By Todd Ruger
The Obama administration told the Supreme Court on Tuesday that the Department of Homeland Security is allowed to use broad discretion in deportation decisions because Congress doesn’t appropriate enough money to the agency to fully enforce immigration laws.
The Justice Department brief comes in the high-stakes legal challenge to President Barack Obama’s immigration executive actions announced in November 2014, which could affect millions of undocumented immigrants. Texas and 25 other states sued, saying the policy shift is an overreach of executive power.
Obama’s actions are on hold under court order until the Supreme Court decides the case before the end of the term, most likely in June — in the heat of a presidential campaign season. Oral arguments have not yet been scheduled but are expected in April.
The new brief argues in large part that the president’s actions are an extension of a well-established principle that the federal government can’t possibly deport the estimated 11 million undocumented immigrants currently living in the United States.
Instead, the government is using discretion to defer deportation for undocumented immigrant parents of U.S. citizens and legal residents, under a program known as DAPA. The actions would also expand a similar program, called DACA, for undocumented immigrants who came to the United States as children.
That so-called “deferred action” is one of the well-established ways that the department exercises enforcement discretion, the government brief states. And it points out several laws (PL 109-13, PL 103-322, PL 107-56) that Congress passed that refer to deferred actions in immigration, such as a 2005 law allowing states to issue driver’s licenses to immigrants with “approved deferred action status.”

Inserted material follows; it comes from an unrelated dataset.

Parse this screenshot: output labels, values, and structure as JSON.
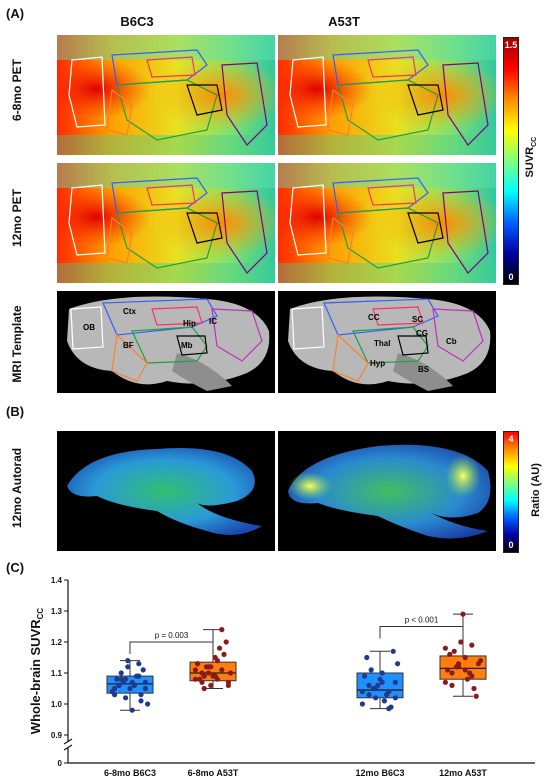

“Limited appropriations make broad discretion a practical necessity,” the government brief states. “Congress has appropriated approximately $6 billion for ‘enforcement of immigration and customs laws, detention and removals, and investigations.’”
Removal numbers have varied depending on circumstances, with the department setting the record for removals in one year in 2013, with approximately 440,000, and over a six-year span, with more than 2.4 million from 2009 to 2014, the government wrote.
“But in any given year, more than 95 percent of the undocumented population will not be removed, and aliens continue to be apprehended at the border or otherwise become removable,” the government states.
The administration wants the Supreme Court to reverse a federal appeals court’s decision to block implementation of the executive actions nationwide.
A three-judge panel for the U.S. Court of Appeals for the 5th Circuit in New Orleans, in a 2-1 decision in November, declined to lift an injunction issued in that lawsuit by U.S. District Court Judge Andrew Hanen.
The injunction maintains the status quo on national immigration policies until the legal challenge from the states is decided.
The 5th Circuit majority wrote that Texas has a legal right to challenge the federal government’s actions because states could face millions of dollars in costs if the immigrants obtained driver’s licenses and other benefits. The 5th Circuit’s decision also rejected the administration’s argument that the injunction should not apply nationwide, in part because undocumented immigrants would be free to travel from states under the injunction to states not under the injunction.
The case is United States v. Texas, et al., Docket No. 15-674.